They’ve infiltrated our universities, our art crawls, our festivals and our headphones. Maybe they’ve been here all along, and we’re the infiltrators. Who are they and what do they do?

They’re Hamilton’s hip-hop artists, and they’re not something you want to miss out on.

Lee Reed has been a Hamilton hip-hop fixture since the mid-‘90s. Reed gained prominence as the front man for the legendary and revolutionary group Warsawpack. Now he works on solo projects – playing shows all over Hamilton and releasing his own albums.

In a recent interview with the Public Intellectuals Project, which is a group of students, professors and activists writing about local concerns and academic debates, Reed talked about his musical and political role in Hamilton.Throughout the years, he’s been working with others in the hip-hop community to open up bigger clubs in Hamilton – the Casbah, This Ain’t Hollywood, Club Absinthe – to aspiring hip-hoppers so that they have a decent chance at exposure and success.

“The path I took with music locally has helped build bridges between the regular and hip-hop music communities,” said Reed. He sees other cities, like Toronto, as being divided between hip-hop and other musical circles.

Back when Hamilton’s scene was developing in the ‘90s, Reed, along with some other artists, helped make hip-hop a definitive part of Hamilton’s culture.

His work with Warsawpack involved live instrumentation, something that’s not often found in hip-hop scenes small or large. This, as well as years of networking with promoters and club owners, is part of how he has helped Hamilton’s scene become so integrated and diverse. Now, other distinctly Hamiltonian hip-hop groups like Canadian Winter play with live instrumentation to back up their rhymes – and believe me, it makes for a mind-blowing set.

While many of Reed’s lyrics have a radical edge, he insists that he doesn’t fully subscribe to any of the famous -isms.

“I’m not completely an anarchist, or a communist or a socialist or any of those things,” he said, but he believes that something needs to change. “We need to work towards a world without hunger, war, thirst … where people are treated respectfully and they treat their environment respectfully.”

However, he is not one to say that he has all the answers. He is a self-proclaimed critic, with the power to spark thought and emotion through his music. When describing how he is able to make a statement, he said, “I think I have the distinct advantage of poetic license.

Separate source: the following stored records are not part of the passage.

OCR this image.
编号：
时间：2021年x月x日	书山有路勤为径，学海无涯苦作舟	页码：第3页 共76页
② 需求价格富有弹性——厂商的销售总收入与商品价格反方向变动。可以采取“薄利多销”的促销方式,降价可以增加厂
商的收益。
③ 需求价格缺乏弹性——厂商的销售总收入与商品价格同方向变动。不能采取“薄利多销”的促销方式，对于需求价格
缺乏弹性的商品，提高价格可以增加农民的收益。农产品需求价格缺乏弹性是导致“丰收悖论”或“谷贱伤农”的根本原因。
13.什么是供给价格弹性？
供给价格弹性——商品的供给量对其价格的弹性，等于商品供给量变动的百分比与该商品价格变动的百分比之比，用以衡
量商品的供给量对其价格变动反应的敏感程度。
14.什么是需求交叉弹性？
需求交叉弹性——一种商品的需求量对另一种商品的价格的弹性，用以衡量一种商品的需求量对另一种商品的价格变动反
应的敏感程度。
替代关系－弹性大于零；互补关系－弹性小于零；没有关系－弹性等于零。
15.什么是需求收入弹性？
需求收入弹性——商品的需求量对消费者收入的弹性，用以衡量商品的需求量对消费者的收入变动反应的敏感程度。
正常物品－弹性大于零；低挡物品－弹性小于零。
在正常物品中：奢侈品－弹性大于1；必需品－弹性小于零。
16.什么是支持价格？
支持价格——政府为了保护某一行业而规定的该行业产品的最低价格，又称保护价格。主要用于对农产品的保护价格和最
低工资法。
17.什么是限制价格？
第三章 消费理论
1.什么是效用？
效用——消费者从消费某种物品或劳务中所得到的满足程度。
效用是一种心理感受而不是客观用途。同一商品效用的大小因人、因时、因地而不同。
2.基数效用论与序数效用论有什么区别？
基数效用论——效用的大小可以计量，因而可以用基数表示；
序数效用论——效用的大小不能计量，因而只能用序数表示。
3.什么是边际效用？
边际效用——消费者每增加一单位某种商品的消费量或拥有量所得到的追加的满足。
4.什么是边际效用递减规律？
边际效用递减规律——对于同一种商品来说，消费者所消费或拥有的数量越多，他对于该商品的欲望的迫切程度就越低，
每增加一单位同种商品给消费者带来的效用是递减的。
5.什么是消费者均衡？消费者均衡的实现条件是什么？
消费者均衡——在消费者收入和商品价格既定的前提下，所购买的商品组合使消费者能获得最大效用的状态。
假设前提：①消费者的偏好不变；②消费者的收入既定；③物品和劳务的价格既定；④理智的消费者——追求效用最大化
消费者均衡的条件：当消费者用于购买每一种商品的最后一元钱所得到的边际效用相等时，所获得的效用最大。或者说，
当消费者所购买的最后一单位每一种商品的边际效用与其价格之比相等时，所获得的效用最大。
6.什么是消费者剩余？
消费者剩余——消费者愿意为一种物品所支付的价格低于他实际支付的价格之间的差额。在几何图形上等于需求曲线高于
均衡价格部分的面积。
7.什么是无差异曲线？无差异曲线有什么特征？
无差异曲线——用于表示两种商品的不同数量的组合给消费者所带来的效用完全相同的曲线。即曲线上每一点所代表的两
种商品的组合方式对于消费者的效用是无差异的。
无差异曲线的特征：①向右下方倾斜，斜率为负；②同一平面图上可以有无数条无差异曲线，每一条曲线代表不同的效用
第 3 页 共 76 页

So, I can exaggerate, I can enflame, I can be vague, I can be open-ended.”

As a hip-hop artist, he doesn’t have to come to an academic conclusion in all of his arguments, but his listeners take away something from his music. They begin to see the cracks in the wall, and they’re challenged to draw their own conclusions. He’s unapologetic about his angry music, and it’s refreshing.

“I think I’m best defined by what I stand against with my music … and I think that’s how it manifests, as a loud and angry criticism.” Luckily for us, that angry criticism comes in the form of sick rhymes and dope beats.

At Supercrawl, he’s playing in the Roots 2Leaf Urban Arts Fundraiser at Club Absinthe, 12 p.m. to 6 p.m. on Saturday, Sept. 15. Admission is by donation. There will be more than 16 performances, with break dancers, DJs, producers, beatboxers, emcees and a wall open for graffiti artists.

Part two of the fundraiser takes place at the Tivoli Theatre from 6:30 p.m. to 10:30 p.m.

Roots 2Leaf is a free youth mentorship program that aims to empower youth through hip-hop.

Reed is also playing at Everybody Dance Volume 7: Super Crawl After-Party, at This Ain’t Hollywood on Sept. 15. He’s playing along with the Dirty Nil, BA Johnston and Toledo.